Fortement inspiré de la communauté du logiciel libre Open Source, la
caractéristique principale des « Labs » doit être leur « ouverture ». Ils s’adressent aux
entrepreneurs, aux développeurs, aux artistes, aux bricoleurs, aux étudiants, aux
concepteurs en tout genre qui veulent passer plus rapidement de la phase de
concept à la phase de prototypage, de la phase de prototypage à la phase de mise
au point, de la phase de mise au point à celle de déploiement, etc. Ils regroupent
différentes populations, tranches d’âge et métiers différents. Ils constituent aussi un
espace de rencontre et de création collaborative qui permet, entre autres, de fabriquer des objets uniques : logiciels, objets décoratifs, objets de remplacement,
outils… Avec les outils informatiques, les projets peuvent passer de l’idée à une première réalisation grâce au prototypage rapide et au processus essai-erreur intelligent.
Il s’agit principalement dans ces espaces de faire cohabiter la création et
l’innovation, les concepts et les doctrines.
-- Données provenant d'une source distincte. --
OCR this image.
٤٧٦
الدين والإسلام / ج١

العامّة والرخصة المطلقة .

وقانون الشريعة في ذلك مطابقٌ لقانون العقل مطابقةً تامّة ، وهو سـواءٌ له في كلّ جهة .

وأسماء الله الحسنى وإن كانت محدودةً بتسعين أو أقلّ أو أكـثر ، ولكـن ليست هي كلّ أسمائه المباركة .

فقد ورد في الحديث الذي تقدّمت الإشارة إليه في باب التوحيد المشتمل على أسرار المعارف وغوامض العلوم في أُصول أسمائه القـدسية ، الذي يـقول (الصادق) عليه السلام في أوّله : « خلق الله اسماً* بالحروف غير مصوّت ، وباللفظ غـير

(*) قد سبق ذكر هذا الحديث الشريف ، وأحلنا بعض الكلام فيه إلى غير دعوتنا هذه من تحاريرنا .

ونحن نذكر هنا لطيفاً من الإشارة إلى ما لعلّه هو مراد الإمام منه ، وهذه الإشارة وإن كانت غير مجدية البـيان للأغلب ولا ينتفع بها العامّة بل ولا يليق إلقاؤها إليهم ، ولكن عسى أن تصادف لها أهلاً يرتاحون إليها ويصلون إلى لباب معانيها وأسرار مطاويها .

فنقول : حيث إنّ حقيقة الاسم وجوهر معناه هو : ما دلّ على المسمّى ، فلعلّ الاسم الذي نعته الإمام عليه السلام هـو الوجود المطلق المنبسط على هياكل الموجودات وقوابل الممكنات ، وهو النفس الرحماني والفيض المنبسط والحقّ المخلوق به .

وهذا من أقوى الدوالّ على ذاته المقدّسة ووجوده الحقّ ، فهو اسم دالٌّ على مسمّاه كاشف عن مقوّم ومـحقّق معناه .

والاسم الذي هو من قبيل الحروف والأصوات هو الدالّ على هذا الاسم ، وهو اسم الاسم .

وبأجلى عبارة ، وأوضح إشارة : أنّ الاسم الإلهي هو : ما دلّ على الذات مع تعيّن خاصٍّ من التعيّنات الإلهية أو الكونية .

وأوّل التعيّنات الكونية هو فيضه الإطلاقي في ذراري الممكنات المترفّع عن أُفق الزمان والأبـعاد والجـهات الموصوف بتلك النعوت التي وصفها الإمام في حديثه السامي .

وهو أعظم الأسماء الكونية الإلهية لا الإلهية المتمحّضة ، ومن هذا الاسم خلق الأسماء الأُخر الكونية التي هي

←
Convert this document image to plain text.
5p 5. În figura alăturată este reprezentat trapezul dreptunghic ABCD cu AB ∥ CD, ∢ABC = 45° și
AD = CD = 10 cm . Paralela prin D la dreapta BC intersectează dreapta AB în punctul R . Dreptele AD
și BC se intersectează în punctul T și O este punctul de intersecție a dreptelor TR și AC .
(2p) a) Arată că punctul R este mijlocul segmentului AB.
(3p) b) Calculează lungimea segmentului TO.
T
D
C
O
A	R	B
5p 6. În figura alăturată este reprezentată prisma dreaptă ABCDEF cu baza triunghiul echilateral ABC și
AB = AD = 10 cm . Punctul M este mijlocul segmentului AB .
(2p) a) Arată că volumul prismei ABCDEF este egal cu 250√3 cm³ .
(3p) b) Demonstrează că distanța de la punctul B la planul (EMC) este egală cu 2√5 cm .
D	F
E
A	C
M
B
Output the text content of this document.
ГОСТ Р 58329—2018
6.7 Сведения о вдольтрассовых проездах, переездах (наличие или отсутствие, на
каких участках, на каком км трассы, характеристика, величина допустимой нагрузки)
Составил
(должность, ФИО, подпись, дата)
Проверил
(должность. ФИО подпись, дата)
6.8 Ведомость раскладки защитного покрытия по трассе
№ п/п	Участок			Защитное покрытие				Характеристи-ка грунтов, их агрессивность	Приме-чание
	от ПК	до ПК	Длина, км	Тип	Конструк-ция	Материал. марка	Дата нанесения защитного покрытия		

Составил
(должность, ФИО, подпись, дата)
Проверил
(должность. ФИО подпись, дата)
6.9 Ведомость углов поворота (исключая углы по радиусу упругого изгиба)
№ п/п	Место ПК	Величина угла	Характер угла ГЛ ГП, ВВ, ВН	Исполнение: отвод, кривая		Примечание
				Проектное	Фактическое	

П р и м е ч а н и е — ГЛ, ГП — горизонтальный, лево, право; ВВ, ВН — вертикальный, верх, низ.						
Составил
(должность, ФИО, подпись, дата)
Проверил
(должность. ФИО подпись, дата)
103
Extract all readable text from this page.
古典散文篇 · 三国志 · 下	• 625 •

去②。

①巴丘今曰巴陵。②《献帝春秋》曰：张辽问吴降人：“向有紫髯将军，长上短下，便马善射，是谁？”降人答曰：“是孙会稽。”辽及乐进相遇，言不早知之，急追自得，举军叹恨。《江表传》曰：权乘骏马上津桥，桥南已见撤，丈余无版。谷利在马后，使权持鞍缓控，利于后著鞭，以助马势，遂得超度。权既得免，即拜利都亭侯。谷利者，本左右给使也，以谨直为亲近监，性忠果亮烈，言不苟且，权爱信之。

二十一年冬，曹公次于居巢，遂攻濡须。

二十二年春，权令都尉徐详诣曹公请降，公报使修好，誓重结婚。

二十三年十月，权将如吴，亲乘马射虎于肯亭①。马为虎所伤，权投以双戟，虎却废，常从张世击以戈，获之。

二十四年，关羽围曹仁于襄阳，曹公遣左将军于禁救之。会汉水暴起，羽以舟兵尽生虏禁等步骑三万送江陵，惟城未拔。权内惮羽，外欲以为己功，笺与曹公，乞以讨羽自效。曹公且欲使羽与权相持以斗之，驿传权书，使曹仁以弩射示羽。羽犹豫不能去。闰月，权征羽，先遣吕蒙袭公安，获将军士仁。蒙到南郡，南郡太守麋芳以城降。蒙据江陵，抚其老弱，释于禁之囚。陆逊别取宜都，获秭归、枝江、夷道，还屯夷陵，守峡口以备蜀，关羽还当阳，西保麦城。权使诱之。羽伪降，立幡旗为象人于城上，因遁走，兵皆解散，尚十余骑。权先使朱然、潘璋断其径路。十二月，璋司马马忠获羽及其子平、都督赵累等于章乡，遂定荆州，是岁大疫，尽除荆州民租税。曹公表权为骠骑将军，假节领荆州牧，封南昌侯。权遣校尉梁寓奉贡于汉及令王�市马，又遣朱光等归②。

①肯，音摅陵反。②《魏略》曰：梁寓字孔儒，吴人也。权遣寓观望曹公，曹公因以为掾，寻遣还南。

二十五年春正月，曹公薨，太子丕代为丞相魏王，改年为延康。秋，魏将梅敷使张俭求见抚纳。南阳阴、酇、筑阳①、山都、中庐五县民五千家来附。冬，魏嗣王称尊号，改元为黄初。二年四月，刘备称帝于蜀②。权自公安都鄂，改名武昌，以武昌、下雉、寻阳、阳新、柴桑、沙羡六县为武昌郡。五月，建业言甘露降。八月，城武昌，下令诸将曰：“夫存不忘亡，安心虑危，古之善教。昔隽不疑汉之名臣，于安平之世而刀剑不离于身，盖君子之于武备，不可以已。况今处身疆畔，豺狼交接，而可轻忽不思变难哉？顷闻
Si la créativité relève de la réflexion, de
l’idée, l’innovation est du domaine de l’action. Il s’agit de créer pour que les idées
et les concepts émergent et ne soient pas tués par l’organisation, les contraintes
budgétaires et des enjeux de puissance.
Mais il s’agit avant tout d’inculquer un état d’esprit (2) car l’innovation ne
doit pas être une fonction dédiée dans les entreprises ou les administrations, réservée à quelques créatifs ou à une poignée de chercheurs, car cela reviendrait à dispenser tous les autres de proposer des améliorations permanentes.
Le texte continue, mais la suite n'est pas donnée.